When the company Airbyte soft-launched its software for moving data, it had two connectors. The two connectors (one of them was S3) connect to a data source and pull the data into some other place. A year later, they had over 200 connectors, which is more than most of the decade-old competitors in the space.
Clearly, they focused on growing the number of connectors, which seems like growing technology adoptions. But if you take a look at the datacisions cycle, they were applying all of their energy on just one step, going from data creation => to data storage.
They realized that there is a huge market segment where this is the bottleneck in the datacisions cycle. These are companies that have working mechanisms on the rest of the datacisions cycles, companies that are already to a certain degree data-driven. Their sole bottleneck is to move stuff around quickly, then combining things together & making data-based decisions isn’t a problem for them.

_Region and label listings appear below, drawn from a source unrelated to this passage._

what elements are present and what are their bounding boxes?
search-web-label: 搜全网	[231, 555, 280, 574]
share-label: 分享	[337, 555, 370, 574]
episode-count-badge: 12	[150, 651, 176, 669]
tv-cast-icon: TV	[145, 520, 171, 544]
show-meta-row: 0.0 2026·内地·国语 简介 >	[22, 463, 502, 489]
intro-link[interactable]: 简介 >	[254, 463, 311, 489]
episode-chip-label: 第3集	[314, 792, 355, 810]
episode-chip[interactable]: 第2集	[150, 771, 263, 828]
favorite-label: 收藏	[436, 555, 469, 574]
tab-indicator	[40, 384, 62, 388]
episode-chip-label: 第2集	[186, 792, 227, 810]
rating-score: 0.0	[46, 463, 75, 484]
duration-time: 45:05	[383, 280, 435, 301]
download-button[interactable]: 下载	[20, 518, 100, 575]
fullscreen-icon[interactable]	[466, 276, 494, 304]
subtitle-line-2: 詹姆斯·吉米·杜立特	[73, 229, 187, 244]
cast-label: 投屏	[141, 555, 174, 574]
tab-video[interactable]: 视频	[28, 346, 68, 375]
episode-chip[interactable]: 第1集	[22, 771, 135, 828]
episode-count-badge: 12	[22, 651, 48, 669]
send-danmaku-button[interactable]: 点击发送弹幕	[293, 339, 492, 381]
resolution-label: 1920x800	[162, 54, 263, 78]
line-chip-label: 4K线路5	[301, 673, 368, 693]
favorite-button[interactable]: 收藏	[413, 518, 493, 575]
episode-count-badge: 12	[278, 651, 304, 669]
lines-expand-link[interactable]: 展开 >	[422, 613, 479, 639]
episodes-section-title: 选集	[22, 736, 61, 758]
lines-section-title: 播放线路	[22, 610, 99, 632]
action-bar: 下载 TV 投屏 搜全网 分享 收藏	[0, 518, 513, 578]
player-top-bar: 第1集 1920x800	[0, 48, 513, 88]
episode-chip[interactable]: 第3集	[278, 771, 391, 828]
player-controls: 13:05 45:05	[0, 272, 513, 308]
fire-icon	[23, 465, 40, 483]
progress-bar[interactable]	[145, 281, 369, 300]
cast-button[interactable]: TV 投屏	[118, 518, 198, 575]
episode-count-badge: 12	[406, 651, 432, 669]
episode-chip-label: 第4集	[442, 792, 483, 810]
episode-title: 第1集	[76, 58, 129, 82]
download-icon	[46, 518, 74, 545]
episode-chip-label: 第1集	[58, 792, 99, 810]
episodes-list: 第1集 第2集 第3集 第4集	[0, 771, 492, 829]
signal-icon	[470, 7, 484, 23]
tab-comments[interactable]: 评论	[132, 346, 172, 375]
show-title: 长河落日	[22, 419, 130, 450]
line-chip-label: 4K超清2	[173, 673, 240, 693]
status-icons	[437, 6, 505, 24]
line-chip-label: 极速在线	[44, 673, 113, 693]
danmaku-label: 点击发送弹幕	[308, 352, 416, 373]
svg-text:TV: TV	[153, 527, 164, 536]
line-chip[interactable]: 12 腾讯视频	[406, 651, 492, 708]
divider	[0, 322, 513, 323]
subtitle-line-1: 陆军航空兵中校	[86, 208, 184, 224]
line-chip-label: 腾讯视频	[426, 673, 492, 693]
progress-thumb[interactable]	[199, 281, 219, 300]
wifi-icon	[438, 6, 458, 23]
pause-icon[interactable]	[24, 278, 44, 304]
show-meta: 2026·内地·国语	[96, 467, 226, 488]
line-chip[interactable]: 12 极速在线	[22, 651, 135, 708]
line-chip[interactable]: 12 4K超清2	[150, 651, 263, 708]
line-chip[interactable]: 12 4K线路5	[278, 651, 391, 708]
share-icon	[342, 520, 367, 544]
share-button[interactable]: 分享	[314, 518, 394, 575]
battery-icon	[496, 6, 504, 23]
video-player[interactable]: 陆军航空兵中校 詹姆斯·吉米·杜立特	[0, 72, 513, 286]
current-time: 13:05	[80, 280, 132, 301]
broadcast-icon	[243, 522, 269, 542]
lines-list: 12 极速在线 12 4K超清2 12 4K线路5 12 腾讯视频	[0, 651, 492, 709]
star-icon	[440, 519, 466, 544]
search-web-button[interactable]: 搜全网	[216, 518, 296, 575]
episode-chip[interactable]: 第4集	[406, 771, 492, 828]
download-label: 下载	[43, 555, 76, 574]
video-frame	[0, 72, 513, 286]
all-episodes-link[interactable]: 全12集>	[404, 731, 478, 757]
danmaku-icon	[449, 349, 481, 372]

On the other hand, if you look at the company Meltano, the picture looks different. The company started out focusing on connectors and moving data, but today the roadmap is full of integrations to “great expectations” and in general “plugins”. Meltano chose to focus on a slightly different market segment, one where the problem is not connecting to the source but also in extracting information & insights from the data. One where it is necessary to easily control the quality of the data.
I think it’s easy to conflate the two approaches. But in truth, they focus on very different market segments in terms of the company profile & their state of the datacisions cycle.
The problem? Looking through the technology lens always puts value aside. Even if you know your current customer base really wants the integration to Snowflake, the question remains, does it help their companies make better decisions? (It probably does, but sometimes it doesn’t!)
The solution? Start with the datacisions cycle first, think about every technology choice you have what does it do to decisions? For whom does it enable quicker decisions?
Another Example: The company Atlan made a very conscious decision in this direction to focus on companies using Snowflake in the beginning. That cuts off a huge part of the market segment, but it also accesses one, which has certain characteristics alongside the datacisions cycle. These are companies willing to pay for speeding up analysis which means they are very likely already deriving lots of analyses from their data. But that means, they are also a good pick for a data collaboration space, which thrives on loads of analyses, not just data.